Делаю глубокий вдох и решаю попробовать объясниться. В надежде, что она поймёт и простит.
— Лесь, я поздний ребенок в семье. И единственный. Моей маме шестьдесят пять. У меня нет ни братьев, ни сестер, а очень хотелось… Отец умер, когда мне было столько же сколько тебе сейчас. — сжимаю холодные пальчики. — Мать до сих пор винит себя за то, что по молодости сделала аборт, ведь было не то время, не те обстоятельства, были молоды, было страшно… И я не мог прийти на этот свет долгие годы. Знаешь сколько выкидышей было у неё⁈ Она родила меня почти в сорок. Батя был старше матери на восемь лет, ему под полтинник было, когда он стал отцом. Да у некоторых его друзей уже внуки были.

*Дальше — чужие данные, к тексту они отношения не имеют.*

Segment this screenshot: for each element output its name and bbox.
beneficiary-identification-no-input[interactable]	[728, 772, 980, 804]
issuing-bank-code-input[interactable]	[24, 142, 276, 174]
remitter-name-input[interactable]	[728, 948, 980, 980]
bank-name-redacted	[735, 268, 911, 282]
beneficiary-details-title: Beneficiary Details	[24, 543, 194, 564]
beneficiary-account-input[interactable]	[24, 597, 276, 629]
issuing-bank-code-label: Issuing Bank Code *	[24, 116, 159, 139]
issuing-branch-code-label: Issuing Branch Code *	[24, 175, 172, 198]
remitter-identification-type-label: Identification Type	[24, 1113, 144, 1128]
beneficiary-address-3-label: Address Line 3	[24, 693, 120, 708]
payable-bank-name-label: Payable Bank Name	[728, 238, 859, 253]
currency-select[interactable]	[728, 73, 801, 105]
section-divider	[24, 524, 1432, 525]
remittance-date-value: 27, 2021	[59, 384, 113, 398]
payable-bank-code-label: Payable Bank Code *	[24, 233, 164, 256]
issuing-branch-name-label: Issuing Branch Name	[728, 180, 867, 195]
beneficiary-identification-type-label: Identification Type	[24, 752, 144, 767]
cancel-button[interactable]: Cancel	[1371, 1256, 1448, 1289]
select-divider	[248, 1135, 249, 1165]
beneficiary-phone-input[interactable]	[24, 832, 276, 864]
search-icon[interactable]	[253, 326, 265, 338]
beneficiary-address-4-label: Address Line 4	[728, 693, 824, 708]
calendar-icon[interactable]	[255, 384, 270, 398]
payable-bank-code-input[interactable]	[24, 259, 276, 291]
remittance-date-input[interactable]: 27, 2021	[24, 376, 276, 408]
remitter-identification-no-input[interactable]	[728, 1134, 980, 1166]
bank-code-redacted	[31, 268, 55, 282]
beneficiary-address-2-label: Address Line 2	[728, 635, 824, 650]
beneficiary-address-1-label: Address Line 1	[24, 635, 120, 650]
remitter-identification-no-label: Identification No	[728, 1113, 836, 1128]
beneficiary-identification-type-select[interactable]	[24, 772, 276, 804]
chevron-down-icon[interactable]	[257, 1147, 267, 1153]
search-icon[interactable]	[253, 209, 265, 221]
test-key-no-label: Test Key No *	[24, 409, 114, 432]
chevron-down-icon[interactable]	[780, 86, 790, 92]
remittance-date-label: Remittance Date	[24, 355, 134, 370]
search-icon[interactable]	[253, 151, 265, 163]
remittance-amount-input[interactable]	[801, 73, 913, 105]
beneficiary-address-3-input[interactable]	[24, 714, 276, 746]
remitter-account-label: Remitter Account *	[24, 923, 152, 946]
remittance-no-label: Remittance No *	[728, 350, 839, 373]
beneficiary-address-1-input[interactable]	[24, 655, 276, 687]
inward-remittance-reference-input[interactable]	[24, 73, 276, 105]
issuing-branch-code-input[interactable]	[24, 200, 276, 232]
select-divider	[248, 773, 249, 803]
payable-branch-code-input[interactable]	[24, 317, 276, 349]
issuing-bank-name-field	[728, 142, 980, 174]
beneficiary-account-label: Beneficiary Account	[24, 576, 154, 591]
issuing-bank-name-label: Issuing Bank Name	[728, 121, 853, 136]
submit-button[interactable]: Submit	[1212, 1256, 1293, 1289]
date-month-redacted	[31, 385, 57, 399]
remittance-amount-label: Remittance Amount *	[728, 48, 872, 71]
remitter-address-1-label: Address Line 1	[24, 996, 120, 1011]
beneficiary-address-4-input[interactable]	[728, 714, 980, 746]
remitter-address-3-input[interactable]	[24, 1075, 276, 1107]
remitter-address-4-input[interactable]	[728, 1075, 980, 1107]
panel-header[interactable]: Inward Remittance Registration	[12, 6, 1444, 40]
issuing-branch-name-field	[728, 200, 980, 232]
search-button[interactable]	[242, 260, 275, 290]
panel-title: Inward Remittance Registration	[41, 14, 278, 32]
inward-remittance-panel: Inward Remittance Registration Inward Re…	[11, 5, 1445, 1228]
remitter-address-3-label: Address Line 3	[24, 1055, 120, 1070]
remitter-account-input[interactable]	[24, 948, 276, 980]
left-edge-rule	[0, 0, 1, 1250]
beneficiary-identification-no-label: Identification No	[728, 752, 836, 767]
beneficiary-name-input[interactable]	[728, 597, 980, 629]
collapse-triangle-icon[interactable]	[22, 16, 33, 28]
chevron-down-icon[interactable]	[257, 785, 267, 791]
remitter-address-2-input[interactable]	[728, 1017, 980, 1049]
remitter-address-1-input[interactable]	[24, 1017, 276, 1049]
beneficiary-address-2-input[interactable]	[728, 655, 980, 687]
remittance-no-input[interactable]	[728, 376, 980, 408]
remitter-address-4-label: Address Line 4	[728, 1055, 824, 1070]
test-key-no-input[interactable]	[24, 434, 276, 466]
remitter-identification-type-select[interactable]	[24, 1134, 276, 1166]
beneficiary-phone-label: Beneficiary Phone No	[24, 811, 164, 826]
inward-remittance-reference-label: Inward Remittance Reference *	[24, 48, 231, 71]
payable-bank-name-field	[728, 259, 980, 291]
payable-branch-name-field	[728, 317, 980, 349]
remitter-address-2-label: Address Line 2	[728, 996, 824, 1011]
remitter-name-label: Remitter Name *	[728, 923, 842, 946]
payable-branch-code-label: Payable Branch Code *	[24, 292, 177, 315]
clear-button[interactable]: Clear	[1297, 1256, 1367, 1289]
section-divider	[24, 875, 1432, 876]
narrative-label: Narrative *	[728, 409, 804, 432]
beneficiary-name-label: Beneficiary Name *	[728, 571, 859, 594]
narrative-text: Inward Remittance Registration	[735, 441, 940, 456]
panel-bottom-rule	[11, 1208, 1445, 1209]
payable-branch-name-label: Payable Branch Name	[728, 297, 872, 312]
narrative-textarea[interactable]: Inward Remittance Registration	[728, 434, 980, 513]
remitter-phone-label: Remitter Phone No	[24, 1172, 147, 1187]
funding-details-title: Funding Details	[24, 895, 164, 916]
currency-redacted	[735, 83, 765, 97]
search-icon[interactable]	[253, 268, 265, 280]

— Я не хочу так, Лесь… не хочу… Я не хочу, что б ты грызла себя потом всю жизнь, не хочу проблем со здоровьем и прочих осложнений. Я хочу воспитывать своего ребёнка не стариком, я хочу увидеть, как он закончит институт, погулять на его свадьбе, хочу дожить до внуков и не быть совсем уж старым пердуном. Понимаешь?
— Ты станешь мамой в двадцать лет — это же классный возраст. Не рано, и не поздно. Ну сама подумай?
— У меня сейчас нет сил думать…и ехать куда-то… можно я сегодня никуда не поеду?
— Можно. — целую пушистую макушку.
* * *
Поддался уговорам, и вот уже два дня ночую у неё. Утро вторника выдалось нервным для нас обоих, от завтрака Леська отказалась, но в целом держалась нормально.
Приехав в клинику, сразу дал понять, что войду в кабинет с ней и буду рядом. Она и не сопротивлялась особо. А мне очень хотелось от неё живых эмоций, блеска в глазах, а не вот этого всего безразличия.
В кабинете нас встретила доктор, женщина «пятьдесят плюс» и еще женщина чуть моложе.
— Вы не против моего присутствия? А то девушка у нас очень впечатлительная. — сжимаю её прохладную ладошку и всячески показываю мимикой доктору, что лучше мне остаться здесь.